On the impact of higher rates on economic growth:

“It’s no secret that rate increases don’t foster economic growth. However, our view of the economy is more optimistic than that of most analysts. The economy is slowing, as everyone expected, but more gradually than had been feared. Next year growth should rebound, which can be seen in the government’s own budget forecasts for 2013. I wouldn’t be concerned about any negative effect on growth. We can expect to see the impact in four to six quarters and it will be to stabilize growth.

“In the first half of 2011, we definitely had a tightening of monetary policy. Raising interest rates by 100 basis points was tightening, but from an abnormally low level, by Polish standards, of 3.5 percent. I call last week’s decision a return to normal in monetary policy, not tightening. After the increase interest rates are still relatively low, but at least they’re now positive in real terms.

“The experience of emerging-market countries shows that keeping real interest rates negative for too long demolishes an inflation-targeting strategy. It erodes newly-acquired confidence in the central bank and uproots inflation expectations. People have confidence in the zloty because they believe that inflation won’t spin out of control. Of course they complain about low interest on bank accounts, but at least they’re not losing money. And in most developed countries, customers are losing money on their deposits. We can’t risk spoiling that. After the rate increase we returned to positive real interest rates. That’s why I call it a return to normal.”

On the future rate outlook:

“Will there be another rate increase? Let’s not judge that now. The Council signaled that it’s determined to fight inflation and I think it was a powerful signal. You can see from the scale of the reaction.”

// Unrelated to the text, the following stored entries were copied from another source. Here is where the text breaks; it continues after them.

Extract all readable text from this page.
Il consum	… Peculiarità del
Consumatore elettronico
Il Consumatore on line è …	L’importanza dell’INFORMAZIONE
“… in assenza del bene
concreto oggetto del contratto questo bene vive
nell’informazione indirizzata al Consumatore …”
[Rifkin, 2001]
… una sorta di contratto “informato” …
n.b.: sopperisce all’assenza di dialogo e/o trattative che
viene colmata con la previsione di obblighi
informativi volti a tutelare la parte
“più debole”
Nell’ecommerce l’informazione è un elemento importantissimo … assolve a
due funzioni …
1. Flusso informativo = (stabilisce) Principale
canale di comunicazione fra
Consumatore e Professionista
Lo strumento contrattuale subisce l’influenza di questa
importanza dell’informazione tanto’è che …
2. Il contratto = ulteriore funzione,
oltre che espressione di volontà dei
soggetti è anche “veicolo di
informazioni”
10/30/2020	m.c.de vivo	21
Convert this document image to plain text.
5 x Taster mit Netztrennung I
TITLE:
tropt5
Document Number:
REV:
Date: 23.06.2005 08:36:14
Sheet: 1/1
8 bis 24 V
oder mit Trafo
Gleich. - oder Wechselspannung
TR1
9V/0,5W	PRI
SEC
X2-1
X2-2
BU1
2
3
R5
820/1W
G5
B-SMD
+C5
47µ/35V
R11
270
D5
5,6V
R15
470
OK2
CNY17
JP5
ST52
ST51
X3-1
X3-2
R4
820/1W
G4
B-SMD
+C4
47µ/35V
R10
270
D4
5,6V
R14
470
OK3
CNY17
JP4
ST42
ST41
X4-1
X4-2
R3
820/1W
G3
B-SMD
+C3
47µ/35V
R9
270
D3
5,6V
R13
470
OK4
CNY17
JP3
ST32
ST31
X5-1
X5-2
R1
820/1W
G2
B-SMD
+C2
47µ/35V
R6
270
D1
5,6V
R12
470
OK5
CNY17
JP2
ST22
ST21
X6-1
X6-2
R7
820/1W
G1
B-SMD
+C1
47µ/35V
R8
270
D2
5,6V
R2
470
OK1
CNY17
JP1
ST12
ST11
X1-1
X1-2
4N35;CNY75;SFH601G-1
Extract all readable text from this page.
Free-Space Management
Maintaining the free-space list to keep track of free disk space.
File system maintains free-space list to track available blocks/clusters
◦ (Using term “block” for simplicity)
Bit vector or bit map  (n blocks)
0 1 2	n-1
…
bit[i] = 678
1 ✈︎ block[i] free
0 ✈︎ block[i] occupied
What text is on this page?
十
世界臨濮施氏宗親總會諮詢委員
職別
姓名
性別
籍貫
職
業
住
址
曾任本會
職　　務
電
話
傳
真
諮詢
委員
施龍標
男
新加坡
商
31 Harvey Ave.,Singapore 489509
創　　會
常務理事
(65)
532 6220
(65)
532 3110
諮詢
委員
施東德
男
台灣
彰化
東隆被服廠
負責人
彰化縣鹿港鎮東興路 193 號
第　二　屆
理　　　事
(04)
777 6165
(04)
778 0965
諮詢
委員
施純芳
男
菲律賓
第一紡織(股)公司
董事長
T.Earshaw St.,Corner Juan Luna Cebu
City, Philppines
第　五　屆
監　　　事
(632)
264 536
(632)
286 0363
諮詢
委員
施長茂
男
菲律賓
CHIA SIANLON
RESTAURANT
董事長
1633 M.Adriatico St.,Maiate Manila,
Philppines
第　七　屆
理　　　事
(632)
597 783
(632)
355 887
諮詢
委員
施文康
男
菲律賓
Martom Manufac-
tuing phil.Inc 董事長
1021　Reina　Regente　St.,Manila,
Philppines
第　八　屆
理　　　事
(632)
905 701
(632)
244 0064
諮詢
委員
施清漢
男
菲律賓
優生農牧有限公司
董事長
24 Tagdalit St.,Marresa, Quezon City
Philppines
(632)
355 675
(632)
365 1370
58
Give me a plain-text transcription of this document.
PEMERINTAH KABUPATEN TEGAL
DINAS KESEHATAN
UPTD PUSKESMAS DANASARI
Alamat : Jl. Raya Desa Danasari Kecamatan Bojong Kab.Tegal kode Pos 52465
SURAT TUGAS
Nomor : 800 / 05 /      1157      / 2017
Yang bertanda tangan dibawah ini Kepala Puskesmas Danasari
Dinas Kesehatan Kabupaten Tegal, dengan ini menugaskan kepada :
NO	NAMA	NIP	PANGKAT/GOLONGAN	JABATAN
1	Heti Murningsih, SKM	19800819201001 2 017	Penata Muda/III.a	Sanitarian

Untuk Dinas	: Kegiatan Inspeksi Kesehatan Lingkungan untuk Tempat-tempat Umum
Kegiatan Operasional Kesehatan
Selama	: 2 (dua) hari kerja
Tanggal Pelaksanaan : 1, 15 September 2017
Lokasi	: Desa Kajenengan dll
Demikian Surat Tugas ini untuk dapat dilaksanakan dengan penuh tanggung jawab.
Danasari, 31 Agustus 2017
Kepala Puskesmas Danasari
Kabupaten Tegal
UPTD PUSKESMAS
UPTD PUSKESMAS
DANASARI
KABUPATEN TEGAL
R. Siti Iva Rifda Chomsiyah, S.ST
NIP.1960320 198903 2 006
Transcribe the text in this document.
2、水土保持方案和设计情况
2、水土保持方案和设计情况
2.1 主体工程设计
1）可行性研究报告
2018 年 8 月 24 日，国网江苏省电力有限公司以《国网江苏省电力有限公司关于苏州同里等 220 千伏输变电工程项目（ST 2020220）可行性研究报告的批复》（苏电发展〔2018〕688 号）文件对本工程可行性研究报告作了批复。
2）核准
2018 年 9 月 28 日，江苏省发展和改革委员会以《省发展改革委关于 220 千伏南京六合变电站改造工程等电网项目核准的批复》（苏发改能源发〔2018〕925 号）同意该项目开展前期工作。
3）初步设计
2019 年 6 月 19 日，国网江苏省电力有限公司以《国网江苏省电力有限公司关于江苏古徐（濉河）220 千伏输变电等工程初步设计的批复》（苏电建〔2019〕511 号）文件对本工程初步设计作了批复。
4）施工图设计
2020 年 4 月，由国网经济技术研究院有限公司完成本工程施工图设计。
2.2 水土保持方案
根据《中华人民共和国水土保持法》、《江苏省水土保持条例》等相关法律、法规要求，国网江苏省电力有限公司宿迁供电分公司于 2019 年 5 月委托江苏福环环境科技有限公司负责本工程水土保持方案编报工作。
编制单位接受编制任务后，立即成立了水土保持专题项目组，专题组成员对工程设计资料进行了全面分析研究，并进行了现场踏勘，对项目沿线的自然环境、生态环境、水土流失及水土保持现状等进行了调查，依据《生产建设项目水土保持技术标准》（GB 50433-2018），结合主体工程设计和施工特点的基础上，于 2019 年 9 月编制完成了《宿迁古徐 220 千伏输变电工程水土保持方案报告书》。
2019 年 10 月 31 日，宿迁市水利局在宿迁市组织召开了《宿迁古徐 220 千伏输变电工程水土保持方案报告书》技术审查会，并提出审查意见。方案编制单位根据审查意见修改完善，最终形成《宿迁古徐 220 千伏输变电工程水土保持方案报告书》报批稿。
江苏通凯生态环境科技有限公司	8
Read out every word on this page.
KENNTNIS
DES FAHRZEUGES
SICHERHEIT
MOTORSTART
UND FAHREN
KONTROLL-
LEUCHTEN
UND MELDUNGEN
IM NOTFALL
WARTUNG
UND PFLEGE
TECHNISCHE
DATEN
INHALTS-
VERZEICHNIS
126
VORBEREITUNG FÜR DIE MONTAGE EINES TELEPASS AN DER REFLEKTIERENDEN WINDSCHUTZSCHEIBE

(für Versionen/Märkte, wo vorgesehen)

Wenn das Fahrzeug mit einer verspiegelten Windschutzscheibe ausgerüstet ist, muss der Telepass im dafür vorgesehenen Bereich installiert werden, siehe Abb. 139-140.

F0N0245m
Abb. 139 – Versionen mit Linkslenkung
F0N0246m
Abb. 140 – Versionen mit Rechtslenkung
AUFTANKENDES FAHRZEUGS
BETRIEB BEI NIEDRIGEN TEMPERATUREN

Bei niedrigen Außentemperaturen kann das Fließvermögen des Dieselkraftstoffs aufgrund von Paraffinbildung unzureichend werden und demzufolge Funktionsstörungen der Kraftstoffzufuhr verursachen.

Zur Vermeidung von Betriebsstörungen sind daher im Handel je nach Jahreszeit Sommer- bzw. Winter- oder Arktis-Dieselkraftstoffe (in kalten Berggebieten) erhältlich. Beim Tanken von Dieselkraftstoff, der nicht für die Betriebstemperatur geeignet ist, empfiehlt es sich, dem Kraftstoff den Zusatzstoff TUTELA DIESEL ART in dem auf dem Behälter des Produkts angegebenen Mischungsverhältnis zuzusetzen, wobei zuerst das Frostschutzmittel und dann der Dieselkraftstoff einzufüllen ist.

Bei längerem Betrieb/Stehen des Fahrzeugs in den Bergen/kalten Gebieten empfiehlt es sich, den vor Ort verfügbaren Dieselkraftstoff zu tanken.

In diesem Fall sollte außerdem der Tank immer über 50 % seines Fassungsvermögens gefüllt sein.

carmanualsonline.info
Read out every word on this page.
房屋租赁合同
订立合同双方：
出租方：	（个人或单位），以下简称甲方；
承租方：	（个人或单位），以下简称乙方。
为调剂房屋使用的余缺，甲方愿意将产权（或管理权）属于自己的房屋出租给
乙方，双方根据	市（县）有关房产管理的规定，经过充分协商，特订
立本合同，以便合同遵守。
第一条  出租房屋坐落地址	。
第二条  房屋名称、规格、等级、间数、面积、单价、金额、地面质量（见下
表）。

On the impact of the EU crisis on Polish monetary policy:

“We’re taking account of European developments in our monetary policy, but it’s not a nervous reaction. Our monetary policy is accommodative and we’re not trying to curb inflation at all costs, because we know that the economic cost could be very high. Our interest rates are higher than in the euro area or the U.S., but thanks to that, we have monetary policy ready to use to protect the economy if there were a drastic worsening of Poland’s economic outlook. The developed countries have been stripped of this weapon since their interest rates are practically at zero. That’s why they had to resort to quantitative easing.”